The kind of glee that CSA bags can instill in even the most jaded of fast-foodies is rather remarkable to watch.
Just ask my children, who before last summer eyed anything green or leafy with serious suspicion.
They now clamor for kale, organic carrots and fresh apples. Miraculous.
For the uninitiated, CSA (Community Supported Agriculture) is a sort of subscription to an individual farm. .
You pay somewhere between $10 and $30 (sometimes more) per week directly to the farm, and in return are delivered a weekly box or canvas bag stuffed with a surprise selection of freshly harvested fruits and vegetables.
One week it may be greens, apples, peaches and onions; the next something completely different. Various CSAs also include fresh eggs, cheese, bread, meat and even flowers. Call it one-stop shopping with a conscience.
And though paying up-front for your subscription (which helps the farmers with crop planning and expenses) can be a bit paralyzing to some, working out the math over the long-haul makes the deal comparable -- and even cheaper in our case -- to weekly grocery bills.
Not to mention the thrill of discovery at what the farmer left for us this week. As we head into the summer harvest season, it's a perfect time to subscribe.
Canvas Ranch: At this bustling sheep ranch and farm in west Petaluma, Deborah Walton and her artist husband, Tim Schaible, have turned neglected pastures into a fertile landscape boasting everything from tomatoes and cauliflower to peppers, beets and zucchini.
Several times a year, CSA members are invited to tour the property, meet the teddy-bear sweet mini sheep and tour Schaible's on-site art studio.
What makes this CSA so special are add-ons including Della Fattoria bread, local cheeses, eggs and flowers.
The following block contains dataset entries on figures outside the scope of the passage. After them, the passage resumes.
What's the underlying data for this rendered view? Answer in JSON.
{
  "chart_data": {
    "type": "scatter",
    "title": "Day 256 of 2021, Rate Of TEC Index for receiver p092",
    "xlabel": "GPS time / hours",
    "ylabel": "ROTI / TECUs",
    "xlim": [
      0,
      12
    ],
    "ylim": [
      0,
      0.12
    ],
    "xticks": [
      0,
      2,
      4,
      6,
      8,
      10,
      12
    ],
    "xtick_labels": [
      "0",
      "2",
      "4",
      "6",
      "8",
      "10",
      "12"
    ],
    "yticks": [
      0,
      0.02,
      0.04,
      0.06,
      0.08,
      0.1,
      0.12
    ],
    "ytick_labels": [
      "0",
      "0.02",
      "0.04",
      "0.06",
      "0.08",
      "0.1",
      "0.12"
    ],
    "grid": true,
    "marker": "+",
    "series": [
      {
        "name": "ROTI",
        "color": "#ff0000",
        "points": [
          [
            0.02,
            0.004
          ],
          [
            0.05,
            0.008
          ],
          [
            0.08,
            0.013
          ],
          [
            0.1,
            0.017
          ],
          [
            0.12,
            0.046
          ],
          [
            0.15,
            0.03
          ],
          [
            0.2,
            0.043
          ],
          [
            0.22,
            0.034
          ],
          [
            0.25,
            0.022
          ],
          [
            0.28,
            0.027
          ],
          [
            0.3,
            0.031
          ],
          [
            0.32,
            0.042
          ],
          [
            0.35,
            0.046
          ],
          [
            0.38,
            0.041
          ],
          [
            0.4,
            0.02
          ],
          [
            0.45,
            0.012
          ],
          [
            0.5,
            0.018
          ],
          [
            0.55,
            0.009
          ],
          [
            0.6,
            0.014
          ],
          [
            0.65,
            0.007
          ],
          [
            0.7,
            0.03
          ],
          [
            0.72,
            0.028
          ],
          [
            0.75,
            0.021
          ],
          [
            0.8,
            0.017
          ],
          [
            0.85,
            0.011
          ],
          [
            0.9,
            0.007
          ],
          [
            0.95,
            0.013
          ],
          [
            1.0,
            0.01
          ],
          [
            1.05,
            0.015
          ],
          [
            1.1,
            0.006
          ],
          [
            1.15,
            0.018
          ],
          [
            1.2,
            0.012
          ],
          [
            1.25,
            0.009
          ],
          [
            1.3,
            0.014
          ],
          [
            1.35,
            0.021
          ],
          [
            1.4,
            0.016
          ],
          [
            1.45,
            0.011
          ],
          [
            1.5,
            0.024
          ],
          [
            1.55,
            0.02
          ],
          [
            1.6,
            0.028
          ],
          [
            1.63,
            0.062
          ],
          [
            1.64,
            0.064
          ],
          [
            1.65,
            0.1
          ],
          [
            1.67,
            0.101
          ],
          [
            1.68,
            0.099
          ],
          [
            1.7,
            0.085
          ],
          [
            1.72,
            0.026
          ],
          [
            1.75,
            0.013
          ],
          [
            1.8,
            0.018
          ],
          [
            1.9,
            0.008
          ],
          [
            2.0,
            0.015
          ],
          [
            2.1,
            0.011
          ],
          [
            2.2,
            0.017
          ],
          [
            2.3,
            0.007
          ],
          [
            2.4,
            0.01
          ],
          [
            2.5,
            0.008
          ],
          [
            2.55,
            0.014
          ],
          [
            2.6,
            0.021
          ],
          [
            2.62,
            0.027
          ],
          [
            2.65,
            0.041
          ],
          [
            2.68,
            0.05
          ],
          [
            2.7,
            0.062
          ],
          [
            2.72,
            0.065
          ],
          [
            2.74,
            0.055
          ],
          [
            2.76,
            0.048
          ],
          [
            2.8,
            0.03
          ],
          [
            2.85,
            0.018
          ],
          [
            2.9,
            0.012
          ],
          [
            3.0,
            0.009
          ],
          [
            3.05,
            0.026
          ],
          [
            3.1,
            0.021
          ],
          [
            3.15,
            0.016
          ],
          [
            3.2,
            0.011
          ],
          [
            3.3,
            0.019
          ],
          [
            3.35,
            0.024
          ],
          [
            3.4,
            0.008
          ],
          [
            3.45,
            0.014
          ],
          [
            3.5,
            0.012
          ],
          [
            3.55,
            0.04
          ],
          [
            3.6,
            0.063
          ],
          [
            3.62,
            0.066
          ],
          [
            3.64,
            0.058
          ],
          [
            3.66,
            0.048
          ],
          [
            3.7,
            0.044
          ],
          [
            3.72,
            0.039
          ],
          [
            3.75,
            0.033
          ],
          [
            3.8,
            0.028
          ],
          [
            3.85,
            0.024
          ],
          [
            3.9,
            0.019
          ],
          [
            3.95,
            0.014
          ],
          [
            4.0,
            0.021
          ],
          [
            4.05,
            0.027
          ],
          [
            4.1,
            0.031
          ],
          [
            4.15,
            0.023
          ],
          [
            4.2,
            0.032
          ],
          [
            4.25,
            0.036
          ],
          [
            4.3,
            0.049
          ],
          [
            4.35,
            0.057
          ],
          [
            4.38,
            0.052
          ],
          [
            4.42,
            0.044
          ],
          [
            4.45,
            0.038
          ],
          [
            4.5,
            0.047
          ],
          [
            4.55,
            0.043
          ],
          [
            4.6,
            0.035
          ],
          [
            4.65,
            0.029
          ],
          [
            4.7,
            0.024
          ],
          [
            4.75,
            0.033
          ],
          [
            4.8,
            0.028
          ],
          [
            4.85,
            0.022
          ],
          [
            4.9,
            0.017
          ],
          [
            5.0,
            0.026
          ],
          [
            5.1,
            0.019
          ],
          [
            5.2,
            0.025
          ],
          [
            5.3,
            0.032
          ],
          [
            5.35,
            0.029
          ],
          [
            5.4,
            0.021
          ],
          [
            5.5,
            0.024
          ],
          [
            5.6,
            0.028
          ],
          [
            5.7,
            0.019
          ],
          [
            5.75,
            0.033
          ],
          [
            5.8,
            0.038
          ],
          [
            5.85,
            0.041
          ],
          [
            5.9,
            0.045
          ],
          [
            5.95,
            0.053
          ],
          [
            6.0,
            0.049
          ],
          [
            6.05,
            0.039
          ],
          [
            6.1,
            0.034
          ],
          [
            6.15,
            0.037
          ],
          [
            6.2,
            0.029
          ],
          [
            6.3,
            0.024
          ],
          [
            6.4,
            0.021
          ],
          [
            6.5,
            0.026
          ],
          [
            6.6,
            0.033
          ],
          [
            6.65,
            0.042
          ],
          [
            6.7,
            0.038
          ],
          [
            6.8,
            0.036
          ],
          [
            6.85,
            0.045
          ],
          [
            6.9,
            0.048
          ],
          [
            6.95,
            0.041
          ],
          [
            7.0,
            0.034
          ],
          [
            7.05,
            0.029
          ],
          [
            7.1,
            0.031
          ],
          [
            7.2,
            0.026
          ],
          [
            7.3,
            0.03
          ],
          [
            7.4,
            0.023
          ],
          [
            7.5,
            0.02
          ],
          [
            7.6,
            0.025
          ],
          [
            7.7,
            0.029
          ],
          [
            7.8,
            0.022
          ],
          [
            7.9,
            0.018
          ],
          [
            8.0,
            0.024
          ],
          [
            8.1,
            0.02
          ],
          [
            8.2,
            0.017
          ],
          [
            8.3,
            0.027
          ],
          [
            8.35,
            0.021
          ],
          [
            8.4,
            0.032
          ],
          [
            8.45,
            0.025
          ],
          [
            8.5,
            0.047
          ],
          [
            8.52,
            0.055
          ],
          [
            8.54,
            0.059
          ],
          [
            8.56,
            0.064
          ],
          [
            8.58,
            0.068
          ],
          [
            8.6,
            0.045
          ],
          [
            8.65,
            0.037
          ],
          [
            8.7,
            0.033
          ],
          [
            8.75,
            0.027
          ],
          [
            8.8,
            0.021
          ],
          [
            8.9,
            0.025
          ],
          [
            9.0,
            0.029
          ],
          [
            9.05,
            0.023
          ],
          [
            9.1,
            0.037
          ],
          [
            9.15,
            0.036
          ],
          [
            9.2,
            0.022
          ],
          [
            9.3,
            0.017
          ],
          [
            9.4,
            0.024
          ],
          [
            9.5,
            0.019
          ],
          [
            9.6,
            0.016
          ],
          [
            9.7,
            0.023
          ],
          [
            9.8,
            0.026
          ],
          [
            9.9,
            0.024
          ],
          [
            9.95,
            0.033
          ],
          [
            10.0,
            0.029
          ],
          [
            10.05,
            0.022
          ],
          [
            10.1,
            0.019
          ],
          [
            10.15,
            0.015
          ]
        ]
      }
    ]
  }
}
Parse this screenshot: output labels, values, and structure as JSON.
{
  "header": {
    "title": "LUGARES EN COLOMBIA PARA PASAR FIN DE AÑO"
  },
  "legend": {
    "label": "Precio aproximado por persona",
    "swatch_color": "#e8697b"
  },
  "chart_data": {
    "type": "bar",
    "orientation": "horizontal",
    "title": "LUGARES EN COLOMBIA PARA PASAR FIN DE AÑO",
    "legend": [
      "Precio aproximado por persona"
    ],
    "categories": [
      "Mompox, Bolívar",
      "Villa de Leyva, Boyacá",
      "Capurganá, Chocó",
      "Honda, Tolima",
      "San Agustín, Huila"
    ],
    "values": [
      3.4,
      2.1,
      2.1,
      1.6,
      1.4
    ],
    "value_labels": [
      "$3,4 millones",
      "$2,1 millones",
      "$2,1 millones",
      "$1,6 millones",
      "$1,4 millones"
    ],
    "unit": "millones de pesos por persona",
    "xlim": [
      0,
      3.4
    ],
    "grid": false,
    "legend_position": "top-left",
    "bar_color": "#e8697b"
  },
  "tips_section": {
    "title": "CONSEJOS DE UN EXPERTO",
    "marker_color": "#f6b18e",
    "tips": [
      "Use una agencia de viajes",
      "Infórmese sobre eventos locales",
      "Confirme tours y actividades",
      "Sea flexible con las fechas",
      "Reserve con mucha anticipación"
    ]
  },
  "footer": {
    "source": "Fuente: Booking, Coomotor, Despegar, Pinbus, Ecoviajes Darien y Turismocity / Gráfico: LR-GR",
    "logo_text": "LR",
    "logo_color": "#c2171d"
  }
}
It can all add up, but you can try out the program for $112 (four weeks) to get started. 766-7171, www.canvasranch.com.
First Light Farm: There's plenty of buzz about Nathan Boone's biodynamic farm, now offering a year-round CSA.
Boone walks the walk of earth-friendly, sustainable farming, taking the philosophy one step further into promoting health and healing through food. "Food is medicine," says Boone on his Web site.
And among his fans: Cathryn Couch, executive director of Sebastopol's Ceres Community Project, which provides food for seriously ill patients. Subscription is $1,000 for 50 weeks, with an annual commitment required. firstlightfood.com, 480-5346.
Tierra Vegetables: Renowned for the more than 20 varieties of chiles grown on their farm, this brother-and-sister operation also produces enough vegetables for a growing legion of CSA fans.
The focus is on vegetables at Tierra, but that doesn't just mean kale and spinach.
Expect fun discoveries like dried chipotle powder, homemade catsup, cactus leaves and beans as well as the sporadic inclusion of berries, melons and other seasonal fruits.
Best of all: Entertaining explanations of the week's bounty and intriguing recipes on how to cook up your goodies. $600 per season, June to Christmas. www.tierravegetables.com, 837-8366.
Laguna Farm: One of Sonoma County's oldest and most popular CSAs, Laguna Farms describes itself as "beyond organic," and offers memberships for as few as three months.